Older women with more advanced abdominal aortic calcification (AAC) have a higher risk for late-life dementia, according to a study published online June 26 in The Lancet Regional Health: Western Pacific.
Tenielle Porter, Ph.D., from Edith Cowan University in Joondalup, Australia, and colleagues analyzed data from 958 ambulant community-dwelling older women (aged 70 years and older) with lateral spine images captured at baseline from a bone density machine to assess AAC.

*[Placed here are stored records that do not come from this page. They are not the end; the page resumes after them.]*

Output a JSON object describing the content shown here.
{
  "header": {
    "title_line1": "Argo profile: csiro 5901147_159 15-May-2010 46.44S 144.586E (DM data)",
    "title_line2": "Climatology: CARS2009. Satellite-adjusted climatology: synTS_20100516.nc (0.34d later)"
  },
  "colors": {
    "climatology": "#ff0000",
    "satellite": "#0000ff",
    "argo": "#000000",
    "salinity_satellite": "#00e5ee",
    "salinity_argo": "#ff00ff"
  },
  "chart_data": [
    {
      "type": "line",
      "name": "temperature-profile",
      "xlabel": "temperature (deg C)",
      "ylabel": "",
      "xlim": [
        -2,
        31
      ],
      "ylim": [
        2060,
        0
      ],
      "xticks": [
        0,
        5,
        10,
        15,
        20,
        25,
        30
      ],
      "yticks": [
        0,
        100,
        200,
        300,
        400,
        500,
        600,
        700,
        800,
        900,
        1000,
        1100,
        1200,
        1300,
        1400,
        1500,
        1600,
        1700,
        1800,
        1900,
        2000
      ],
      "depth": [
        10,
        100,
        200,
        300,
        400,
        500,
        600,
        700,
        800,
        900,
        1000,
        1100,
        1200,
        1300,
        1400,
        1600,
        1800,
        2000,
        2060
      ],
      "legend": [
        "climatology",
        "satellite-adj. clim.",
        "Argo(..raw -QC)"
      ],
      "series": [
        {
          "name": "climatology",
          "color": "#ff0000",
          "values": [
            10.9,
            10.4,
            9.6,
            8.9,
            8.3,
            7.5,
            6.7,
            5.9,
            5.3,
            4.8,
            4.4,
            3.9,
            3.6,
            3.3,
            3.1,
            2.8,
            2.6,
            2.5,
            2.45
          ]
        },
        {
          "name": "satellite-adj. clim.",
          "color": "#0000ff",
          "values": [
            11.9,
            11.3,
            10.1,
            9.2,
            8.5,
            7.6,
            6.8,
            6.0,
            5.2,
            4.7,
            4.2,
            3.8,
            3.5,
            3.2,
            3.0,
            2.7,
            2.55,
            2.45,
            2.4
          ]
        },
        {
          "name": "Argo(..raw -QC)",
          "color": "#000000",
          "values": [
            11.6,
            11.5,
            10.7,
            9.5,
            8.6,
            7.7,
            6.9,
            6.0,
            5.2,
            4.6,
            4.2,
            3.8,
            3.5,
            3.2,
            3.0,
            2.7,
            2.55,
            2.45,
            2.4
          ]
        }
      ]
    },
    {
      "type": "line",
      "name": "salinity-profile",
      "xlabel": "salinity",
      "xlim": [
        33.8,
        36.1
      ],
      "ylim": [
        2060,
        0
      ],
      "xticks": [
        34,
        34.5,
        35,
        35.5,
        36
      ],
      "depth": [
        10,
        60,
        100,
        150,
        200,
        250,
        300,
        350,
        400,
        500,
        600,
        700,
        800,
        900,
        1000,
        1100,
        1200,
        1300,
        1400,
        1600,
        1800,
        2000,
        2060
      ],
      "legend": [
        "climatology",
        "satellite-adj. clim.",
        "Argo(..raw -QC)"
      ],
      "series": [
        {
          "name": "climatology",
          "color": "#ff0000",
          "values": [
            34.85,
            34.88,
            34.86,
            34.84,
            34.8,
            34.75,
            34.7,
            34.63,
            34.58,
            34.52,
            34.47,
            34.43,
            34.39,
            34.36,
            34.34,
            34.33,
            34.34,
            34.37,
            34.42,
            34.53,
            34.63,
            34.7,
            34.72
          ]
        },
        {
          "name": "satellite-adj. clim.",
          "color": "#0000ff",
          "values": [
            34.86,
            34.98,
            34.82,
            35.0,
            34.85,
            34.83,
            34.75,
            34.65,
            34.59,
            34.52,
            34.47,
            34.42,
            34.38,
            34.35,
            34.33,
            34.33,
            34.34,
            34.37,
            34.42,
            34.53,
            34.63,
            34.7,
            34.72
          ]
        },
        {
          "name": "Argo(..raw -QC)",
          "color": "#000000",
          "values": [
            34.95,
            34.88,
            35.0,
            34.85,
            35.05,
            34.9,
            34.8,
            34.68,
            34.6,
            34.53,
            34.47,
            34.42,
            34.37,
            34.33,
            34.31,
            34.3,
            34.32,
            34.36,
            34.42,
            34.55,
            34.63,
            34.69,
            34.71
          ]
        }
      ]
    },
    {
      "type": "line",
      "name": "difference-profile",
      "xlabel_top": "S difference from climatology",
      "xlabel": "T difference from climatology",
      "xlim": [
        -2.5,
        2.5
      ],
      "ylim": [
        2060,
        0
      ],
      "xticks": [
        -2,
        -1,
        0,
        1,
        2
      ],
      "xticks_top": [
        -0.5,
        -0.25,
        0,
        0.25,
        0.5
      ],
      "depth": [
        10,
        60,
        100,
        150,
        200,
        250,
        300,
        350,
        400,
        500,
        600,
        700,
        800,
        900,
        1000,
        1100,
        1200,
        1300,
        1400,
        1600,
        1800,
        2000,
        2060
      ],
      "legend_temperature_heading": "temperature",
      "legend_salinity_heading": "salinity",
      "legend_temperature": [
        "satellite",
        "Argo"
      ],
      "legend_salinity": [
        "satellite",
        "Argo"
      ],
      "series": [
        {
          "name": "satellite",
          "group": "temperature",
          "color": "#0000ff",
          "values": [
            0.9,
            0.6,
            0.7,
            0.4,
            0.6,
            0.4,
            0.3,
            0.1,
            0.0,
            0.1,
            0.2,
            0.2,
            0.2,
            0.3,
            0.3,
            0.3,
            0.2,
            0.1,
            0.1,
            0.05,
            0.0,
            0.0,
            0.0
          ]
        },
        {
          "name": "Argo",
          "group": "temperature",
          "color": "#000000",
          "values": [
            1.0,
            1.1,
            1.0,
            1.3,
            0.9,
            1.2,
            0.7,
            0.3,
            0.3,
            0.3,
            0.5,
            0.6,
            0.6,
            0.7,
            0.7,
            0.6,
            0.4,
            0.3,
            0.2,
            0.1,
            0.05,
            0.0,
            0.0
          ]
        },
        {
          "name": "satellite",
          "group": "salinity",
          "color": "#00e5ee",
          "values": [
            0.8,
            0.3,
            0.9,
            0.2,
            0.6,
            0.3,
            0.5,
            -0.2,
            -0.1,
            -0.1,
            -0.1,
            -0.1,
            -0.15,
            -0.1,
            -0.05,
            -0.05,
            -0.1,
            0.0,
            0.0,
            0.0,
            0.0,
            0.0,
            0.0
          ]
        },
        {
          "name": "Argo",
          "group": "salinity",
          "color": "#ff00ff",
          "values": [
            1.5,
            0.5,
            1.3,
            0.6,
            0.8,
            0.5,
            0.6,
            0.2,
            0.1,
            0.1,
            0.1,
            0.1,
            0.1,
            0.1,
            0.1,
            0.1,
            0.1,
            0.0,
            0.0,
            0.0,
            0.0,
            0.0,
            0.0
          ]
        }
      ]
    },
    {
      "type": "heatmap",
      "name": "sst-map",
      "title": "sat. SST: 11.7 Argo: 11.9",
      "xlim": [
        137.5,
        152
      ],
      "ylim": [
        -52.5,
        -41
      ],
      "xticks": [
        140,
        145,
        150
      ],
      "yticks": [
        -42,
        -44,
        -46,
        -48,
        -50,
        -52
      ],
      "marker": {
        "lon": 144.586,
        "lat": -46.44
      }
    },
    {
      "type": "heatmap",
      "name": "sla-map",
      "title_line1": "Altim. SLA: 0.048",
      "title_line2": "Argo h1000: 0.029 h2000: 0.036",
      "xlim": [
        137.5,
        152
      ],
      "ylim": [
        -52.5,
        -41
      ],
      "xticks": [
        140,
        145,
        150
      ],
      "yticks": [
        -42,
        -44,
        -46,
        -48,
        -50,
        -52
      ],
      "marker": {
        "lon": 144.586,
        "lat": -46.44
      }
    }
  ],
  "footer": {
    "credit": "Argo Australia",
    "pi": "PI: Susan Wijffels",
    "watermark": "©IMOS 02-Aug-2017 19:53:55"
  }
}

The researchers found that during 14.5 years of follow-up, 15.7 percent of women had a late-life dementia hospitalization and/or death. Women with moderate and extensive AAC were more likely to suffer late-life dementia hospitalizations (15.5 and 18.3 percent, respectively, versus 9.3 percent in those with low AAC) and deaths (8.3 and 9.4 percent, respectively, versus 2.8 percent). Women with moderate and extensive AAC had twice the relative hazards of late-life dementia (adjusted hazard ratios, 2.03 and 2.10 for moderate and extensive, respectively) compared with women with low AAC, when adjusting for cardiovascular risk factors and APOE.
“Given the widespread use of bone density testing, simultaneously capturing AAC information may be a novel, noninvasive, scalable approach to identify older women at risk of late-life dementia,” the authors write.